With log-odds, this is easier to visualize. Observations that support a hypothesis will have a positive number of decibans, and observations that oppose a hypothesis will have a negative number of decibans. This corresponds to moving toward the right and moving toward the left in the graph below. If your initial belief (your prior) is -2 decibans (~39% probability) and then you do an experiment that gives you 5 decibans of support for your hypothesis you end up at +3 decibans (~67% probability). If you repeat the experiment and get the same result (and if the two experiments are independent), it will shift you another 5 decibans to the right, to +8 (~86% probability):

logodds2

Visualizing the effect of obtaining new evidence by thinking about the graph above provides a good intuitive picture of how Bayesian reasoning works. All you have to do is add together the number of decibans that all your observations constitute and you know how much your degree of belief should be shifted by.
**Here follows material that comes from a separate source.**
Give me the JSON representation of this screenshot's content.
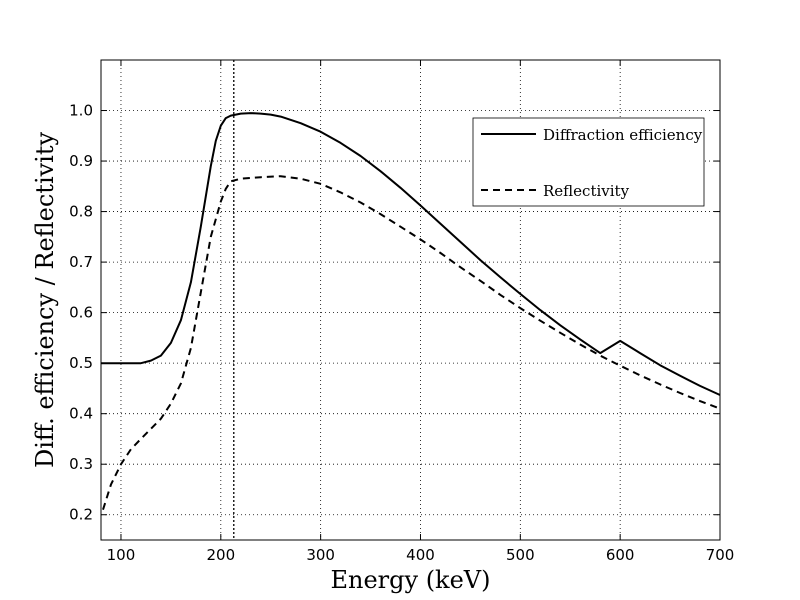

Supporting evidence moves you to the right, opposing evidence moves you to the left. If you observe more and more supporting evidence, these push you farther and farther toward the right, and your degree of belief gets closer and closer to 100%.

It’s worth noticing; however, that we never actually get to 100% certainty though, no matter how much strong evidence we observe. Thinking in terms of log-odds reminds us that all ideas in science are tentative to some degree, and could have to be revised in light of strong enough opposing evidence. As we observe more and more supporting evidence for an idea, our degree of belief in the truth of that idea gets closer and closer to 100%, but it never actually gets there. This is an yet another example of how probability theory can give us new ways to answer philosophical questions about foundational issues in science.

Thinking in decibans gives us a powerful way to visualize what should happen to our beliefs as we make observations that carry information relevant to those beliefs. It makes our degree of belief linear with the observations we make, so it lets us easily visualize the effect of observing new evidence as simply shifting our beliefs toward certainty or toward impossibility. Thinking in decibans also reminds us that we can never actually reach certainty in any belief, since that would require us to observe infinitely strong evidence. We only approach certainty more and more closely as we make observations that support our hypothesis.